As mentioned in an earlier post, I've been frantically watching movies these past months (to the detriment of my reading though). I just wanted to catch up on the Oscar-nominated films this year and I still have a couple of films I've yet to watch even if the awards season has officially (sort of) closed last week.
It has been said that the competition for Best Foreign Language Film is oftentimes more interesting than the Oscar's Best Picture. Yesterday I watched the winner of this year's Best Foreign Language Film, The Secret in Their Eyes from Argentina. The strongest element of the film is its acting, especially that of Ricardo Darin, whom I thought was very familiar until I realized he is also in that excellent film XXY.
The Secret in Their Eyes was against Germany's The White Ribbon, which I also saw about a month ago. The White Ribbon was in fact the critics' favorite to win, as well as France's The Prophet. So I was surprised that The Secret in Their Eyes won. I think Germany's entry was stronger; it is far more nuanced and textured, albeit recondite at times as opposed to the accessibility of the film from Argentina.
At the moment I already have a copy of Peru's entry The Milk of Sorrow and in the coming days I shall look for the finalists from France and Israel to round up my Best Foreign Language Film selection.

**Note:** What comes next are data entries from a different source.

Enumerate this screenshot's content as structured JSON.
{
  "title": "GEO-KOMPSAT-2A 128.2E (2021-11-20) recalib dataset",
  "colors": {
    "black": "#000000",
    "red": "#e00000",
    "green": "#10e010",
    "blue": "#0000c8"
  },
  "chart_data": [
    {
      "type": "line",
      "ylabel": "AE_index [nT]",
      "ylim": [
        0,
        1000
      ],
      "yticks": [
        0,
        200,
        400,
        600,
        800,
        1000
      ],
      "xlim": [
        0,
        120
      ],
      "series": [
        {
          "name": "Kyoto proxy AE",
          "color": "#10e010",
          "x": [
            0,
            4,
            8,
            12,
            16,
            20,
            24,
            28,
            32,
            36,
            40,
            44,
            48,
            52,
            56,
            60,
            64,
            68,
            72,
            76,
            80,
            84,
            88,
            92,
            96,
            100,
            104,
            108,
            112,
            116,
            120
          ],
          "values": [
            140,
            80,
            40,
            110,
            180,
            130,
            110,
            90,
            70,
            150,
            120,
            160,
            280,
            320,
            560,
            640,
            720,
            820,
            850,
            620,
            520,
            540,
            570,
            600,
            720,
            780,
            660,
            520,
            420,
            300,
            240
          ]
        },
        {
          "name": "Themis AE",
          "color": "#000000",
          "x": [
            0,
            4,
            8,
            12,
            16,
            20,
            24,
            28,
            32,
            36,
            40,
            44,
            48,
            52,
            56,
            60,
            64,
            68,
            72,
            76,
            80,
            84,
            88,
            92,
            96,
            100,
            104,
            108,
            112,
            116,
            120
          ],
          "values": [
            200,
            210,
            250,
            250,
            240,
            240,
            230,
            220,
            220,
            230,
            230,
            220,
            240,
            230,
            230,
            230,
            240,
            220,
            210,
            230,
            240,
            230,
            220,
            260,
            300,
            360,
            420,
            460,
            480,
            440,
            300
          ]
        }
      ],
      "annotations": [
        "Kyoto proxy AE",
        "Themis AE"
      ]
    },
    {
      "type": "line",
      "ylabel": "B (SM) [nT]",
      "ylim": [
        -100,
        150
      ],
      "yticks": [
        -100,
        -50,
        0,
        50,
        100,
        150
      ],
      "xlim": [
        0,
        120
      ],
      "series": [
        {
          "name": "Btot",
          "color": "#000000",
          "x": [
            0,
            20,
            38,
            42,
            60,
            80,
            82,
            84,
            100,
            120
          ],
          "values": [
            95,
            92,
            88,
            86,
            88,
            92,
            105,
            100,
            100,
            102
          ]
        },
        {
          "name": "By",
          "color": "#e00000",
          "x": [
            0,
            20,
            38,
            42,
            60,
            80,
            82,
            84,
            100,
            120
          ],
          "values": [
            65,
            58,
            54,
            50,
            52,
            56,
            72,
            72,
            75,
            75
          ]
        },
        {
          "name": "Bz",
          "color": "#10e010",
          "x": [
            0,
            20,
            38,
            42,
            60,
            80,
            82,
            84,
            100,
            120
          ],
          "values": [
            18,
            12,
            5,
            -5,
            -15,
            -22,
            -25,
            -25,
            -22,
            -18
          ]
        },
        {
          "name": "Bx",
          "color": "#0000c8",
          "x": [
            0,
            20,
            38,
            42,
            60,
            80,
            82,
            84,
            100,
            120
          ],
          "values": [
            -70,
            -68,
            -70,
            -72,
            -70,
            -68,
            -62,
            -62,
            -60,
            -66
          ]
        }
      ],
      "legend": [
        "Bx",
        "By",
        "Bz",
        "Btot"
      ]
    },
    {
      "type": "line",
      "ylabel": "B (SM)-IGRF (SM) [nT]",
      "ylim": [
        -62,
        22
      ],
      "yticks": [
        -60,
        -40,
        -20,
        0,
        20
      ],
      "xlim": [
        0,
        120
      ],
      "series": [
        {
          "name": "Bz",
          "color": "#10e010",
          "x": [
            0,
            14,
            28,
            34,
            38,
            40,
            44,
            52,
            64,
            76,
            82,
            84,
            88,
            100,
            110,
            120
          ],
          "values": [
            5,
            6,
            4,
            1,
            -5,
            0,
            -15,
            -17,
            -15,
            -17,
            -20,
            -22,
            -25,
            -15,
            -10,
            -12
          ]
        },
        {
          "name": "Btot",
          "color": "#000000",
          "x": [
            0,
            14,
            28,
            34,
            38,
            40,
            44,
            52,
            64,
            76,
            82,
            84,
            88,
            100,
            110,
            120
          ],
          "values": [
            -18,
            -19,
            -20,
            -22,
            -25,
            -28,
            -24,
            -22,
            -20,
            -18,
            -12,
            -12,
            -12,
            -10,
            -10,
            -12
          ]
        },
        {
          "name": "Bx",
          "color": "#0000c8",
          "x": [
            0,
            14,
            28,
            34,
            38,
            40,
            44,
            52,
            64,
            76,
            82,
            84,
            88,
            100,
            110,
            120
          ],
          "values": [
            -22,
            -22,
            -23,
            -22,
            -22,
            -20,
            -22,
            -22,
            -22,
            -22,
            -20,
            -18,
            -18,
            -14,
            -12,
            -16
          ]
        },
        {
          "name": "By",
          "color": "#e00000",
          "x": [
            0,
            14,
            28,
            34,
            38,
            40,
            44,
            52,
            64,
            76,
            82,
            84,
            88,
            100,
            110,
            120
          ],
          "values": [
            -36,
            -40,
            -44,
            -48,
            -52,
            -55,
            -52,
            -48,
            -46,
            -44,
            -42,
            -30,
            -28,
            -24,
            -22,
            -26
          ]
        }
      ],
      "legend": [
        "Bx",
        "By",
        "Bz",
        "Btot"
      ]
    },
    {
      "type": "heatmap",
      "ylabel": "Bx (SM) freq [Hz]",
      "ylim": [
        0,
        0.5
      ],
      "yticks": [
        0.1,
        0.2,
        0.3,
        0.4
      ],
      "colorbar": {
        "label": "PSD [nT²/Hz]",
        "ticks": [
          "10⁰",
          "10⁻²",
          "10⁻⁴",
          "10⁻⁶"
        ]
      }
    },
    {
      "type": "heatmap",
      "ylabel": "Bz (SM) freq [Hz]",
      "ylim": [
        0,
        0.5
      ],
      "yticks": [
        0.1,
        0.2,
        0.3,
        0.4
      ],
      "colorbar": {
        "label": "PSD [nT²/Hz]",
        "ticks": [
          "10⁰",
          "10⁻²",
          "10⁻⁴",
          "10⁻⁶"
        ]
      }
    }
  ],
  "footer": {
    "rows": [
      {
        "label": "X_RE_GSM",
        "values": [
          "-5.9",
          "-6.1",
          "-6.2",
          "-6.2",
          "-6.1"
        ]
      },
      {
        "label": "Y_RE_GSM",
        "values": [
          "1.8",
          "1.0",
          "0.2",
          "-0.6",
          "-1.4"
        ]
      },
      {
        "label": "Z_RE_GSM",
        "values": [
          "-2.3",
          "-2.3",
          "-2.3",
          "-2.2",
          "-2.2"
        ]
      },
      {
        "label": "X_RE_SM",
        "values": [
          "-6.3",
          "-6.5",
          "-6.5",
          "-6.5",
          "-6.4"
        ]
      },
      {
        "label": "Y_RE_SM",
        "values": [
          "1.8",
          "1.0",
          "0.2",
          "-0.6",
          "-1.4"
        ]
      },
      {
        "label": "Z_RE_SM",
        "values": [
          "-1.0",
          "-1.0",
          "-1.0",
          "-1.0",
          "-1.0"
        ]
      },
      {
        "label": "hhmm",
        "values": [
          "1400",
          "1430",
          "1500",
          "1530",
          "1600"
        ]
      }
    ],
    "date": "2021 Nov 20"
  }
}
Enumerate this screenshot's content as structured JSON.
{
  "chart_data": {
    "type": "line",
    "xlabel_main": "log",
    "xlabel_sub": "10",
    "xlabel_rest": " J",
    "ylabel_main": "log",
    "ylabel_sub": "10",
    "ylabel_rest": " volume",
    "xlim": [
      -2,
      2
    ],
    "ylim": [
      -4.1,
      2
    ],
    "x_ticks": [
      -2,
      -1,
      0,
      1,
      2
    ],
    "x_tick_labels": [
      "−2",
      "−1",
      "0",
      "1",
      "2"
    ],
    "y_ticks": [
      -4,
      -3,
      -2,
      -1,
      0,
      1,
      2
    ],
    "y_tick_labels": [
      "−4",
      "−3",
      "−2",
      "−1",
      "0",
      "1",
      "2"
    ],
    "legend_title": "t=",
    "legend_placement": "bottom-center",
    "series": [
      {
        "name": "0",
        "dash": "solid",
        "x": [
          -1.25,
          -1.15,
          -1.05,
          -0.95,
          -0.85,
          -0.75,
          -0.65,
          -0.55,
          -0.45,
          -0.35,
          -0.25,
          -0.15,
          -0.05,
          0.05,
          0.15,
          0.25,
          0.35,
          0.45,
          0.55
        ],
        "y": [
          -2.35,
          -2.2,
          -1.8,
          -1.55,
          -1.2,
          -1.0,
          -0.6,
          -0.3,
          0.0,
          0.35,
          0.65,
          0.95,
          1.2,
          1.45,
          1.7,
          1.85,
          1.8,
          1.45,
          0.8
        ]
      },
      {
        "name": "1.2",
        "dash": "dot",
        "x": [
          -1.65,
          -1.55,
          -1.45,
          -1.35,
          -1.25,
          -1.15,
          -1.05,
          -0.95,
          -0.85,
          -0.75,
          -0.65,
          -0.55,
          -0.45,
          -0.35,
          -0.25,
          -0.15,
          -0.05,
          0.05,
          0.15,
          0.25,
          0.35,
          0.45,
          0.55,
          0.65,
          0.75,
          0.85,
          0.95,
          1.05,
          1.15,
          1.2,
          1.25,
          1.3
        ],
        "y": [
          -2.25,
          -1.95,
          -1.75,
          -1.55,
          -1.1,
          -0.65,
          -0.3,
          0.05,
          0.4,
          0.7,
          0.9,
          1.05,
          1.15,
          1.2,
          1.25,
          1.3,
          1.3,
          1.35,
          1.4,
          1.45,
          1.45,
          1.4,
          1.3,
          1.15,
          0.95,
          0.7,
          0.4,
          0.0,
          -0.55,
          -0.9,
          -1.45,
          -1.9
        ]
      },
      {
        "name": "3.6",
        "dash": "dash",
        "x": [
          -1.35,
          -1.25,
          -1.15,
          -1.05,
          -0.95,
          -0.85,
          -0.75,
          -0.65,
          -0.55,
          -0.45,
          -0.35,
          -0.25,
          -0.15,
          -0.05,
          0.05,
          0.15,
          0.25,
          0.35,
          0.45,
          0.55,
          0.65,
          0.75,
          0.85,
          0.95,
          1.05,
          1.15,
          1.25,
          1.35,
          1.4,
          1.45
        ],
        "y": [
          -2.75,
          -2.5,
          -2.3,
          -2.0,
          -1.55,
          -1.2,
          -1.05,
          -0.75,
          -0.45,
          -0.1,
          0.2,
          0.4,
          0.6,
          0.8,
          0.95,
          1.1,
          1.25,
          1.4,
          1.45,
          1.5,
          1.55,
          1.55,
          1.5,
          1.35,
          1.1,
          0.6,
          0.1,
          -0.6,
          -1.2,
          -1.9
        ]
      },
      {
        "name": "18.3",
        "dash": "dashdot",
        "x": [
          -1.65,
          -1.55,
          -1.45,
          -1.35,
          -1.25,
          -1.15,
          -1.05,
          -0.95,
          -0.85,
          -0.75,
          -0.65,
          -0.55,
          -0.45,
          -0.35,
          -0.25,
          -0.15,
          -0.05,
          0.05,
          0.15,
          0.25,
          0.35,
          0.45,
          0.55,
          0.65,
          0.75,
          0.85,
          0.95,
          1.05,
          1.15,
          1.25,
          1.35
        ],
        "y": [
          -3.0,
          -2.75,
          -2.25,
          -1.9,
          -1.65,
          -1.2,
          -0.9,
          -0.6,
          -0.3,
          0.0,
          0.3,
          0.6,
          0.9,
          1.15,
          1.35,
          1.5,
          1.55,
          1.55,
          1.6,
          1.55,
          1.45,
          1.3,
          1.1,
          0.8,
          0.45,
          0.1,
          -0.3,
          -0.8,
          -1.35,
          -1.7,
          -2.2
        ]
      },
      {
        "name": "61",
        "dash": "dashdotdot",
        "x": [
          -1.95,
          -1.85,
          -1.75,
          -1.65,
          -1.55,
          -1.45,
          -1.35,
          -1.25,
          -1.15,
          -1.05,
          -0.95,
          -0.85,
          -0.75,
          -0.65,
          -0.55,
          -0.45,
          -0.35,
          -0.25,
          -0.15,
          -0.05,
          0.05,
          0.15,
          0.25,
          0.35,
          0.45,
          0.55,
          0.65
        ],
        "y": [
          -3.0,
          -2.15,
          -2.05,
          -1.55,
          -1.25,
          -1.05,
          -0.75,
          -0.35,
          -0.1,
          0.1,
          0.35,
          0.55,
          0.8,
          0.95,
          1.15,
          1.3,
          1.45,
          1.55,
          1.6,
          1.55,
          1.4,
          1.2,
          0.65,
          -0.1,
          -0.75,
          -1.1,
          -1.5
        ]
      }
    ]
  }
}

I've always admired the power of documentaries in bringing to mainstream audiences some of the most critical issues of our time. Remember how An Inconvenient Truth managed to open our eyes to climate change?
Leading to the Oscars last week I squeezed into my schedule the Best Documentary Feature nominees. I have mentioned of course that I already watched Burma VJ several months ago in the Bangkok International Film Festival.
Thanks to torrent, I found Food Inc and The Cove. The latter eventually grabbed the prize on Oscar night.
My heart was of course leaning towards Burma VJ because it's a Southeast Asian film (well, sort of). But there was a controversy over the film as critics allege it's more of a docu-drama (as opposed to the strict definition of a documentary) because many of the scenes in the film were re-staged without the film-makers indicating these specific scenes as such.
Food Inc is an examination of food production in the US, particularly how a few corporations are controlling the industry, hence raising issues on farmers' rights, food safety, and a bevy of other related issues. This is definitely an eye-opening film, but with the sheer number of the issues it tackles the film is bogged down by its lack of focus.
The edge of the The Cove over Food Inc, therefore, is how the former kept its eye on the target, that of exposing the massive dolphin slaughter in one Japanese town. Watching this documentary is akin to watching a detective movie as a group of environmentalists use stealthy documentation to record the grisly carnage taking place in what is seemingly an idyllic location.
I still have a couple of documentaries to download, namely The Most Dangerous Man in America: Daniel Ellsberg and the Pentagon Papers and Which Way Home, so excuse me while I search for them on torrent.